La elección de este nuevo proyecto del director de Birdman (2014) y Amores Perros (2000), Alejandro González Iñárritu, no deja de ser sorprendente habida cuenta de la carrera del director mexicano, plagada de odas al existencialismo -algunas de ellas muy aburridas- realizadas con un estilo visual que a veces peca de efectista.

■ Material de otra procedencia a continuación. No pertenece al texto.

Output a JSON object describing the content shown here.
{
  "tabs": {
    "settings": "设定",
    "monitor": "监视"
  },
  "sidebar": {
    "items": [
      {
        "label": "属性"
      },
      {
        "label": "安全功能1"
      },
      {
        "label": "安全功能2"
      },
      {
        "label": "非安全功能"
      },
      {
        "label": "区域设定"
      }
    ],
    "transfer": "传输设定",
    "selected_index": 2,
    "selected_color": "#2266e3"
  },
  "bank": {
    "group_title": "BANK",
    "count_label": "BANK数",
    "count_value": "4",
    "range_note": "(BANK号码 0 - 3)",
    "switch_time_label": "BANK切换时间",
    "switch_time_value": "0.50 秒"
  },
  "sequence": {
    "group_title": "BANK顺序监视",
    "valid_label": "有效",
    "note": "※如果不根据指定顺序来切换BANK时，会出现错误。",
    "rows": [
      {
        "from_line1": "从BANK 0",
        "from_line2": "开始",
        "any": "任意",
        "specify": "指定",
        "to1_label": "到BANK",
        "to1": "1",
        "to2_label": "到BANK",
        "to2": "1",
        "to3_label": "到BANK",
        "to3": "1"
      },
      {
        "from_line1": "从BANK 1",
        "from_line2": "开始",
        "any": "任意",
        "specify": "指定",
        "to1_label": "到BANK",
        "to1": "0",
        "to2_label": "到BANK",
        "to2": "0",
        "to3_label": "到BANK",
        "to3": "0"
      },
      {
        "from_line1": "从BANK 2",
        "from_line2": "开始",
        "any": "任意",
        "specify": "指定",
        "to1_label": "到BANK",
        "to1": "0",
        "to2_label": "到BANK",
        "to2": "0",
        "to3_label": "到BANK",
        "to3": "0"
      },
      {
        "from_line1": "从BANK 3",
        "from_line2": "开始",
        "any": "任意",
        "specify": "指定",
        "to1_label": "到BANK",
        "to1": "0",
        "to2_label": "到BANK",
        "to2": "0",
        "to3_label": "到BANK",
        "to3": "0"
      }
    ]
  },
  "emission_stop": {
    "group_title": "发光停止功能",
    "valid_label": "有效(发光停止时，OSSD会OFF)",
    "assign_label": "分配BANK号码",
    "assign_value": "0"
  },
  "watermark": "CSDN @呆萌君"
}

No obstante, Iñárritu siempre contó con el favor de Hollywood; desde su segunda película -21 gramos (2003)- la industria norteamericana le abrió sus puertas, llegando a realizar desde entonces todos sus trabajos en EE.UU. -la única excepción sería su película protagonizada por Javier Bardem, Biutiful (2010)-. Si la gloriosa culminación de este viaje al otro lado del Río Bravo fue la oscarizada Birdman , su siguiente proyecto es cuanto menos una singularidad dentro, no sólo de su carrera, sino del panorama actual del cine de estreno. El Renacido nace con el objeto y vocación de ser un proto-western canónico pero con un componente de acción tan inverosímil como fascinante, una inmensa aventura ambientada en el primer siglo de la conquista y colonización de Estados Unidos.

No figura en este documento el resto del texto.